The literature also contains derivative or referential uses. “Polar: Agentic RL on Any Harness at Scale” states that Polar “rewrites its preceding work, ProRL Agent” and registers it as one of the NeMo Gym environments (Xu et al., 22 May 2026). “BroRL: Scaling Reinforcement Learning via Broadened Exploration” explicitly frames itself relative to ProRL-style step scaling in RLVR (Hu et al., 1 Oct 2025).

6. Conceptual significance and limitations

Across its different meanings, “ProRL” marks a recurring design tendency in recent RL research: the attempt to stabilize learning or deployment by changing the policy representation, training horizon, rollout substrate, or gradient estimator rather than relying on standard end-to-end DRL alone. In the scheduling setting, this manifests as programmatic policies over interpretable heuristic primitives (Hu et al., 18 May 2026). In the LLM-agent setting, it manifests as rollout-as-a-service system decoupling (Zhang et al., 19 Mar 2026). In proactive recommendation, it manifests as rectified policy-gradient estimation (Hou et al., 27 May 2026). In reasoning LLMs, it manifests as prolonged RL with KL control and reference resets (Liu et al., 30 May 2025).

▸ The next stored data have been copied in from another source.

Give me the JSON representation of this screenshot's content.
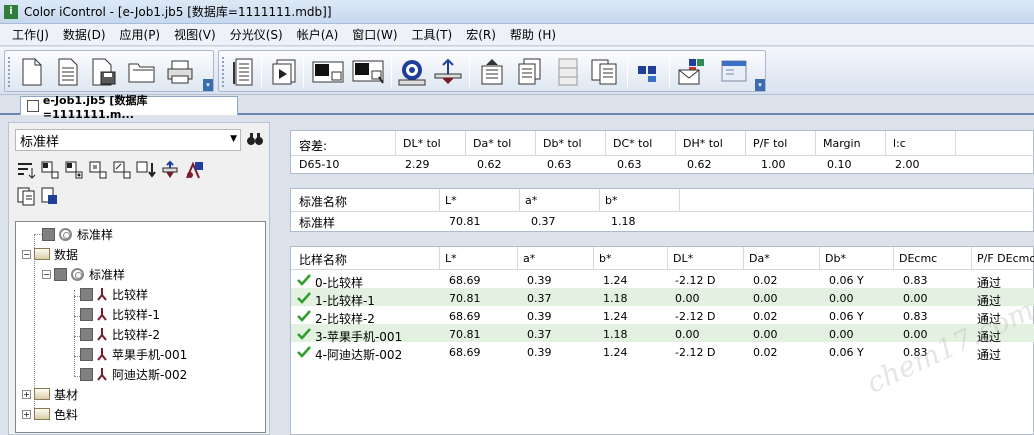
{
  "window": {
    "title": "Color iControl - [e-Job1.jb5 [数据库=1111111.mdb]]"
  },
  "menu": [
    "工作(J)",
    "数据(D)",
    "应用(P)",
    "视图(V)",
    "分光仪(S)",
    "帐户(A)",
    "窗口(W)",
    "工具(T)",
    "宏(R)",
    "帮助 (H)"
  ],
  "doc_tab": {
    "label": "e-Job1.jb5 [数据库=1111111.m..."
  },
  "left": {
    "combo_value": "标准样",
    "tree": {
      "std_root": "标准样",
      "data": "数据",
      "std_child": "标准样",
      "samples": [
        "比较样",
        "比较样-1",
        "比较样-2",
        "苹果手机-001",
        "阿迪达斯-002"
      ],
      "substrate": "基材",
      "colorant": "色料"
    }
  },
  "tolerance": {
    "headers": [
      "容差:",
      "DL* tol",
      "Da* tol",
      "Db* tol",
      "DC* tol",
      "DH* tol",
      "P/F tol",
      "Margin",
      "l:c"
    ],
    "row": [
      "D65-10",
      "2.29",
      "0.62",
      "0.63",
      "0.63",
      "0.62",
      "1.00",
      "0.10",
      "2.00"
    ]
  },
  "standard": {
    "headers": [
      "标准名称",
      "L*",
      "a*",
      "b*"
    ],
    "row": [
      "标准样",
      "70.81",
      "0.37",
      "1.18"
    ]
  },
  "samples": {
    "headers": [
      "比样名称",
      "L*",
      "a*",
      "b*",
      "DL*",
      "Da*",
      "Db*",
      "DEcmc",
      "P/F  DEcmc"
    ],
    "rows": [
      [
        "0-比较样",
        "68.69",
        "0.39",
        "1.24",
        "-2.12 D",
        "0.02",
        "0.06 Y",
        "0.83",
        "通过"
      ],
      [
        "1-比较样-1",
        "70.81",
        "0.37",
        "1.18",
        "0.00",
        "0.00",
        "0.00",
        "0.00",
        "通过"
      ],
      [
        "2-比较样-2",
        "68.69",
        "0.39",
        "1.24",
        "-2.12 D",
        "0.02",
        "0.06 Y",
        "0.83",
        "通过"
      ],
      [
        "3-苹果手机-001",
        "70.81",
        "0.37",
        "1.18",
        "0.00",
        "0.00",
        "0.00",
        "0.00",
        "通过"
      ],
      [
        "4-阿迪达斯-002",
        "68.69",
        "0.39",
        "1.24",
        "-2.12 D",
        "0.02",
        "0.06 Y",
        "0.83",
        "通过"
      ]
    ]
  },
  "watermark": "chem17.com",
  "colors": {
    "accent": "#3d6db1",
    "pass_green": "#e3f2e0",
    "check": "#2e9e2e"
  }
}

For the scheduling framework specifically, the main limitations stated in the paper are dependence on the DSL, brittleness of local search in deeper program spaces, Gaussian Process modeling assumptions in Bayesian optimization, and uncertainty about behavior on very large or highly dynamic shop floors (Hu et al., 18 May 2026). Poorly chosen concepts can bound expressiveness; local mutations may get stuck in local minima; sharply varying returns can stress GP surrogates; and larger-scale or more dynamic instances may require richer concepts or hierarchical programs.

A common misconception is that ProRL in the scheduling paper is simply another interpretable wrapper around a neural policy. The paper instead defines the policy itself as a program in DSL-S, with direct execution semantics and editable branches. Another potential misconception is that all recent “ProRL” papers are methodologically connected. The data suggest the opposite: the same label has been adopted independently for distinct research programs, so the surrounding task domain and arXiv identifier are necessary to identify the intended meaning.

In the scheduling sense, ProRL is best understood as a bilevel, program-synthesis-oriented RL framework for job shop scheduling whose policy class is symbolic, whose reward is sparse and terminal, and whose principal contribution is the learning of human-readable scheduling strategies that remain competitive with stronger opaque baselines (Hu et al., 18 May 2026).